The army was the point of fusion of the ethnic groups and their attachment to the person of the venerable Emperor Francis Joseph. However, on the eve of the 1st PP, K.u.K. he was not at his best. Due to financial difficulties, but also to the Hungarian parliament, the money available for the army was insufficient.

Significant was the fact that in the Empire there was no dominant ethnic group as, for example, in the Tsarist or Ottoman Empire, where the Russian and Turkish elements, respectively, dominated. In the Habsburg state, the German element constituted, more or less, 1/3 of the population.

An attempt to change the climate was made in 1881 with the establishment of the general staff. In 1906, Franz Xavier Joseph Konrad von Etchendorf took over as leader. . Conrad, as he became known, remained in this position until 1917, with a short break.

Conrad, from the beginning, was a fan of the preventive war against Italy or Serbia. For political reasons his suggestions were not heard. Although considered a reformer, Conrad was a follower of the doctrine of blind attack, believing that the attacker owns the initiative and imposes his will on the defender.

This view of his was obviously not a priori wrong, but he himself failed to take into account the advances that had been made. In 1914 with modern artillery and machine guns in service attacking in any way regardless of terrain and enemy was pure suicide.

The Betrayal of Colonel Redle

But what undermined the Habsburg Empire's war effort from the start was the infamous Redl Affair . The gay Austrian Army intelligence colonel was blackmailed and bought over by the Russians, handing over to them all the Austrian military's defense and strategic concentration plans.

From 1903 to 1913 Riddle sold the secrets of his homeland to Russia receiving huge sums and living, literally, royally.

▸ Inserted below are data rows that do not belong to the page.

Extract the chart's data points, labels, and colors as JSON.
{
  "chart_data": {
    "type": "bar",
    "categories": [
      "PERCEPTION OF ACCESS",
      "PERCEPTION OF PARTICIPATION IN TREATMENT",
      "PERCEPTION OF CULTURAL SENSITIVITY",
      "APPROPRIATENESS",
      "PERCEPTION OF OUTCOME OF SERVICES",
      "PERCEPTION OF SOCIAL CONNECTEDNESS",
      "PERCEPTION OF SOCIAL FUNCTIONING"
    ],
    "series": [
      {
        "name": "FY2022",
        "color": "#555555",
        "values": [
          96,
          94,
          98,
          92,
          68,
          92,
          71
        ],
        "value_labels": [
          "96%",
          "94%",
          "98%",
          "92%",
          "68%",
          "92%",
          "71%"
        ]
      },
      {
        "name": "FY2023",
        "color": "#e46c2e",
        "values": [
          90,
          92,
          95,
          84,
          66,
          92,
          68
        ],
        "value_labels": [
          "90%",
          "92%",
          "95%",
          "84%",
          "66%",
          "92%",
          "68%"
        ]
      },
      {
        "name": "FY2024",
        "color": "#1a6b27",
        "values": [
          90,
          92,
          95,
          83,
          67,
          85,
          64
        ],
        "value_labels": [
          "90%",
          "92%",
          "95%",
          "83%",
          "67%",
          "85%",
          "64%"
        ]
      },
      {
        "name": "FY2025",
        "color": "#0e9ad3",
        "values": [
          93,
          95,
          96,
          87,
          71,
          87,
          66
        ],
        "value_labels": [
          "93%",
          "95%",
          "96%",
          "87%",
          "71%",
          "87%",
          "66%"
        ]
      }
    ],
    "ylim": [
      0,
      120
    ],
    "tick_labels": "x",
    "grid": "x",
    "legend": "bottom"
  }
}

He sold the war plans against Serbia, as well as the plan for the strategic concentration of the Austrian army in Poland (Galicia). The Russians informed the Serbs of the Austrian plans. The result was two shameful and bloody defeats of the Austrian army in 1914-15.

Redl not only handed over all Austrian plans to the Russians, but also passed on false information to his superiors about the Russian forces, presenting a picture of them that did not correspond to reality in terms of their numbers and strategic concentration. At the same time he "sold" the Austrian agents in Russia who were neutralized.

When the betrayal was revealed, Conrad decided to change the plans for the strategic concentration of the army on the Russian front (Galicia), not knowing that the plans against Serbia had also been leaked as Riddle did not speak much after he killed himself.

Conrad's original intention was to concentrate his main forces around Lemberg (present-day Lviv, Ukraine) . From there the Austrian forces could attack either between the Vistula and Bug rivers and threaten Russian, then, Poland and especially Warsaw, or move north-east towards Dubno, separating the Russian forces in Ukraine from those in Poland and defeating those meandering on internal lines.

The Redl case, however, forced Conrad to change his plans, which the Russians, as well as the Serbs, knew about. So he decided to concentrate the bulk of his forces further west than the originally predetermined concentration areas in Galicia and attack with insufficient forces in Serbia. This decision of his was of catalytic importance for the development of the First World War.

Colonel Redle.

Soldiers of K.u. K in Galicia in 1914.